As I've written before, I've been very low key for the past few years about preparing for peak oil. There are a number of reasons for this, including
- I work full time now. From 2005-2008, I was working part time, and had a much easier time doing other things, even though I had less money. I bought a wood stove, raised chickens and a rabbit, had a garden, read tons on the internet, went to conferences, etc.
- Even though it really looked like the crash was here, in Sept 2008, and even though I got laid off in Nov 2008, life seemed to keep going along. I got unemployment, I was able to find a new job, the banking system stayed solvent. All those things that I had read about didn't happen, at least not yet. I didn't starve or lose my house, the truckers didn't strike and the grocery stores shelves didn't empty. So it was easy to slide back into just going along day by day, and not worrying about the future. So much easier than daily panic.
- When considering preparing for Peak Oil, the problems become apparent. Stay or leave? I don't have enough land for what I want, so I should leave, but I cannot because of family obligations, and I don't have the money to buy another place. If I'm going to leave, then why bother doing solar panels, or a wood kitchen cook stove, or a hand pump water well or a compost toilet. All of these will detract from selling the house, when I go to sell it when I can leave. But what if the crash happens before I can leave? Impossible questions like this make me feel like a deer staring at the headlights, unable to move, bracing for the impact. So much easier to just not think about it. They are questions I don't have answers to.
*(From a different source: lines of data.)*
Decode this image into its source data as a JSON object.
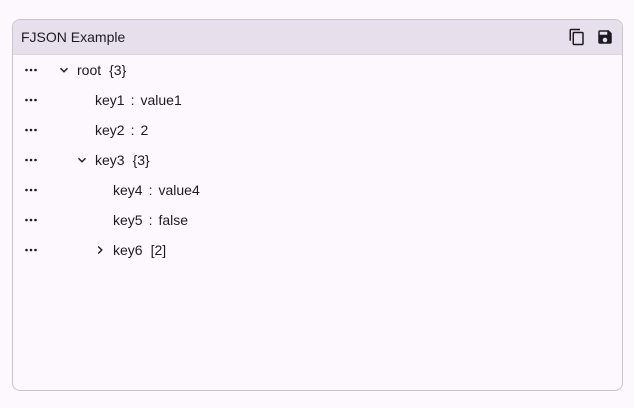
{
  "header": {
    "title": "FJSON Example",
    "copy_icon": "copy-icon",
    "save_icon": "save-icon"
  },
  "tree": [
    {
      "key": "root",
      "meta": "{3}",
      "depth": 0,
      "kind": "object",
      "expanded": true
    },
    {
      "key": "key1",
      "value": "value1",
      "depth": 1,
      "kind": "leaf"
    },
    {
      "key": "key2",
      "value": "2",
      "depth": 1,
      "kind": "leaf"
    },
    {
      "key": "key3",
      "meta": "{3}",
      "depth": 1,
      "kind": "object",
      "expanded": true
    },
    {
      "key": "key4",
      "value": "value4",
      "depth": 2,
      "kind": "leaf"
    },
    {
      "key": "key5",
      "value": "false",
      "depth": 2,
      "kind": "leaf"
    },
    {
      "key": "key6",
      "meta": "[2]",
      "depth": 2,
      "kind": "array",
      "expanded": false
    }
  ],
  "separator": ":",
  "colors": {
    "header_bg": "#e7e0ec",
    "border": "#c9c5ca",
    "background": "#fdf8fd",
    "text": "#1d1b20"
  }
}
- In addition to working full time, I also have been part of starting a local food coop. This is a volunteer effort that consumes much of my time, and even more of my brain cycles worrying about all the things I should be doing that I don't get to. It is something I can do to prepare for what is coming, and doing it feels like I'm doing something. But focusing on it has made me less prepared than I was before the food coop started.
- and finally, the thing most on my mind at the moment....One of the things I had intended to do, but haven't yet, is cash out my 401K. I didn't for a while because while I was still married, that tax/penalty would have been higher. And I was waiting for the oil prices to go back up (I knew they would) to regain what little I had lost (most of it was in cash, only a little in energy funds). Now the divorce is final, but the oil price is going up. Should I continue to wait? While the money is in the 401K, its slightly hidden from the FAFSA application for college aid. Once I cash it out and pay the penalties, it will be right there for FAFSA to give us much worse financial aid package, because the funds are RIGHT there. And most important, when I go to cash it out, I know I'm going to have to argue and explain with Fidelity that yes, this is what I really want to do, I know I have to pay a penalty, but I don't trust the financial system to still be around when I turn 55 (7 years, 2017) or 62 (14 years, 2024) and the tax/penalty will be less. They'll say I'm crazy (I've already talked about it a couple times, and the resistance has so far overwhelmed me).
I know there are many people out there in the Peak Oil community who have done this, and moved away from where they were to somewhere they felt safer to ride out the coming storm. These people seem to me to be the confident ones. They are sure of what they believe and what they need to do. They don't care what other people think. And that, I think, is the crux of it. What I have done so far may seem a little eccentric, but people have wood stoves, and chickens. No big deal. Even leaving my 401K with Fidelity in the cash funds was a little out of the box - they kept trying to get me to re-invest. But it saved me through the crash in 2008, and I didn't lose half like so many other people did, including my own family. Withdrawing my 401K from Fidelity feels like I'm crossing a line, declaring for myself and others, even if they don't know, that I truly am crazy. I really do believe doing what everyone else is doing and leaving my money in the 401K is the wrong thing to do. I'm stepping out against the tide, or stepping out of the box. Jumping over to the other moving sidewalk, over to be with the survivalists and all. True, I see it as protecting myself, moving towards a more sustainable future. But it feels like a line I have so far been unwilling to cross.